Coda 〜棘〜
2000年の名作「Portrait」のスタッフの作品という事で、実は今年の梨瀬的注目度No,1だったりする。
さあ〜、今回もイタイのか!?
1.メーカー名:OVER/Chaff
2.ジャンル:ADV
3.ストーリー完成度:B
4.H度:S
5.オススメ度:B
6.攻略難易度:D
7.その他:さすがに今回は主題歌付き、しかもI'veサウンドなのね…なんかボイスもしっかりついちゃってるし…
なんとなく時代の流れを感じるなあ、なんてね。
(ストーリー)
草葉樹(そうようじゅ)…私立草葉学園の建物の中庭にそびえる巨大なニレの木は、ある者は願いを叶えてくれると伝え、またある者はたまに神隠しを起こすという…
主人公・日下学(くさかまなぶ)は、さしたる理由もなく「家から近いから」という理由だけで、地元の草葉学園に入学する。
そんな生活の中、彼の周りに次第に人は集まっていき、先生の間で「日下グループ」と揶揄される仲間同士で、和気藹々と学園生活を送っていた。
そんな折、そのグループの一人深見紗世(ふかみさよ)と相思相愛でつきあい始めた学はまさに高校生活を謳歌していたのだが、ある日をきっかけに「友達に戻ろう」と紗世自身に告げられ、以降彼女に冷たい態度をとるようになってしまった。
次第に崩れていく人間関係。
そして、それがピークに達した時、悲劇が起こった。
紗世と口論になり、学が冷たい一言を浴びせかけた直後…目の前で、彼女の前に明らかにスピードの出しすぎと思われる車が突っ込む!
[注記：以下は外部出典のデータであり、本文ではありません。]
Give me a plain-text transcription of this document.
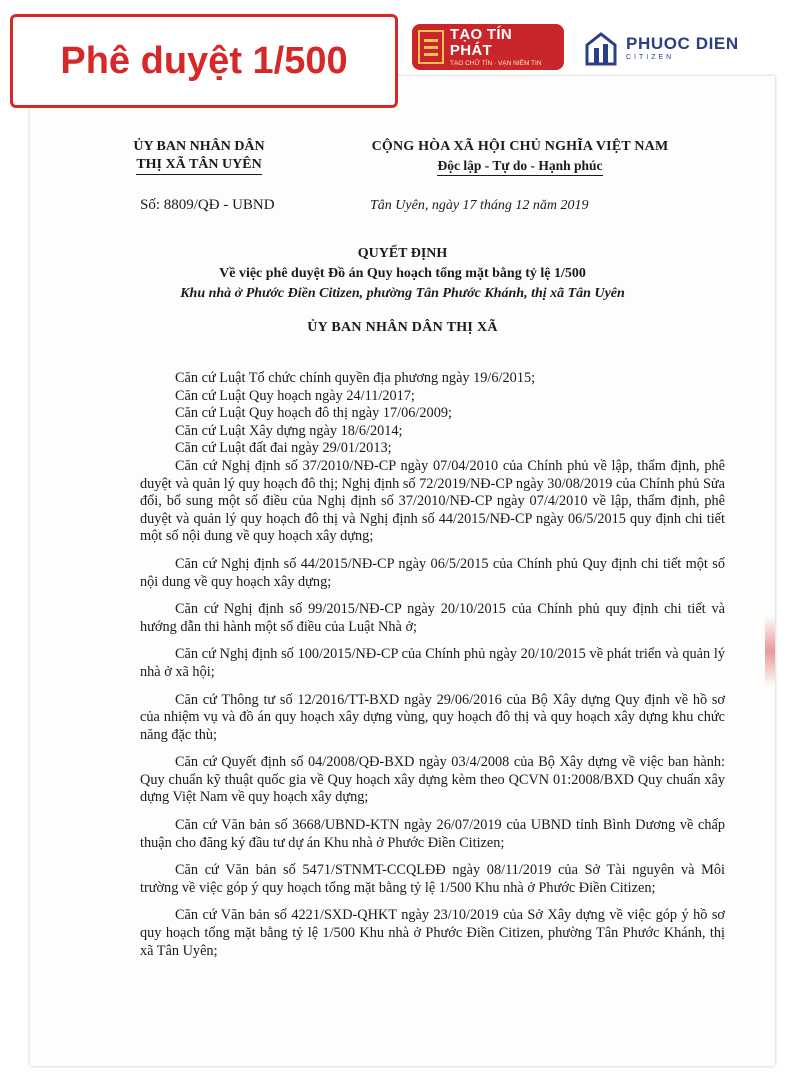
Phê duyệt 1/500
TẠO TÍN PHÁT
TẠO CHỮ TÍN · VẠN NIỀM TIN
PHUOC DIEN
CITIZEN
ỦY BAN NHÂN DÂN
THỊ XÃ TÂN UYÊN
CỘNG HÒA XÃ HỘI CHỦ NGHĨA VIỆT NAM
Độc lập - Tự do - Hạnh phúc
Số: 8809/QĐ - UBND	Tân Uyên, ngày 17 tháng 12 năm 2019
QUYẾT ĐỊNH
Về việc phê duyệt Đồ án Quy hoạch tổng mặt bằng tỷ lệ 1/500
Khu nhà ở Phước Điền Citizen, phường Tân Phước Khánh, thị xã Tân Uyên
ỦY BAN NHÂN DÂN THỊ XÃ

Căn cứ Luật Tổ chức chính quyền địa phương ngày 19/6/2015;

Căn cứ Luật Quy hoạch ngày 24/11/2017;

Căn cứ Luật Quy hoạch đô thị ngày 17/06/2009;

Căn cứ Luật Xây dựng ngày 18/6/2014;

Căn cứ Luật đất đai ngày 29/01/2013;

Căn cứ Nghị định số 37/2010/NĐ-CP ngày 07/04/2010 của Chính phủ về lập, thẩm định, phê duyệt và quản lý quy hoạch đô thị; Nghị định số 72/2019/NĐ-CP ngày 30/08/2019 của Chính phủ Sửa đổi, bổ sung một số điều của Nghị định số 37/2010/NĐ-CP ngày 07/4/2010 về lập, thẩm định, phê duyệt và quản lý quy hoạch đô thị và Nghị định số 44/2015/NĐ-CP ngày 06/5/2015 quy định chi tiết một số nội dung về quy hoạch xây dựng;

Căn cứ Nghị định số 44/2015/NĐ-CP ngày 06/5/2015 của Chính phủ Quy định chi tiết một số nội dung về quy hoạch xây dựng;

Căn cứ Nghị định số 99/2015/NĐ-CP ngày 20/10/2015 của Chính phủ quy định chi tiết và hướng dẫn thi hành một số điều của Luật Nhà ở;

Căn cứ Nghị định số 100/2015/NĐ-CP của Chính phủ ngày 20/10/2015 về phát triển và quản lý nhà ở xã hội;

Căn cứ Thông tư số 12/2016/TT-BXD ngày 29/06/2016 của Bộ Xây dựng Quy định về hồ sơ của nhiệm vụ và đồ án quy hoạch xây dựng vùng, quy hoạch đô thị và quy hoạch xây dựng khu chức năng đặc thù;

Căn cứ Quyết định số 04/2008/QĐ-BXD ngày 03/4/2008 của Bộ Xây dựng về việc ban hành: Quy chuẩn kỹ thuật quốc gia về Quy hoạch xây dựng kèm theo QCVN 01:2008/BXD Quy chuẩn xây dựng Việt Nam về quy hoạch xây dựng;

Căn cứ Văn bản số 3668/UBND-KTN ngày 26/07/2019 của UBND tỉnh Bình Dương về chấp thuận cho đăng ký đầu tư dự án Khu nhà ở Phước Điền Citizen;

Căn cứ Văn bản số 5471/STNMT-CCQLĐĐ ngày 08/11/2019 của Sở Tài nguyên và Môi trường về việc góp ý quy hoạch tổng mặt bằng tỷ lệ 1/500 Khu nhà ở Phước Điền Citizen;

Căn cứ Văn bản số 4221/SXD-QHKT ngày 23/10/2019 của Sở Xây dựng về việc góp ý hồ sơ quy hoạch tổng mặt bằng tỷ lệ 1/500 Khu nhà ở Phước Điền Citizen, phường Tân Phước Khánh, thị xã Tân Uyên;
まるでゴムまりのように吹き飛び、学の目の前に転がってくる紗世…そして、あろう事か学の手の中で、彼女は静かに息を引き取る…
最後まで学の名前を呟きながら…
「オマエが…殺したんだ!」親友の宏人が吐き捨てるかのように呟く。
「アンタは、やっぱり偽善者だ」後輩の優哉が容赦ない言葉を浴びせる。
時間は…もう逆には進まない…
思えば最近Hゲームを購入する時、純粋に「シナリオ」に期待して購入する作品が少なくなってきたなあ、と考えてる今日この頃。
そういう観点で言えば、今年初めての「シナリオ」買いしたのが実はこの「Coda」だったりする。
相も変わらず文章のレベルは高いし、キャラクターの魅力も良く引き出している。
しかし、伏線の張り方などは「Portrait」の方が繊細だった感は否めない。
血と喧嘩を嫌う万里子など「はーん…何かあるんだな」みたいなのがミエミエで、わかりやすいとは思うのだけど、何となく今イチ感が拭えなかった。
シナリオやメッセージが難解なのも、今作の特徴だ。
キャラの台詞や文章に様々な意味が織り込まれていたり、メッセージになっていたりする。
話の中盤あたりで出てくる向日葵の花言葉などは、その典型だ。
紗世は四人とともに写っている写真を見て「向日葵畑にいるみたい」と表現するが、それぞれの花言葉は
「君を見つめる」は春香
「あなたは素晴らしい」はともみ
「憧れる」は綾
「恋して慕う」はまみ
を指している言葉だろう。
ゲームを進めていくうちに意味は分かってくるが、こういうのはファーストプレイでは気づきにくいものだ。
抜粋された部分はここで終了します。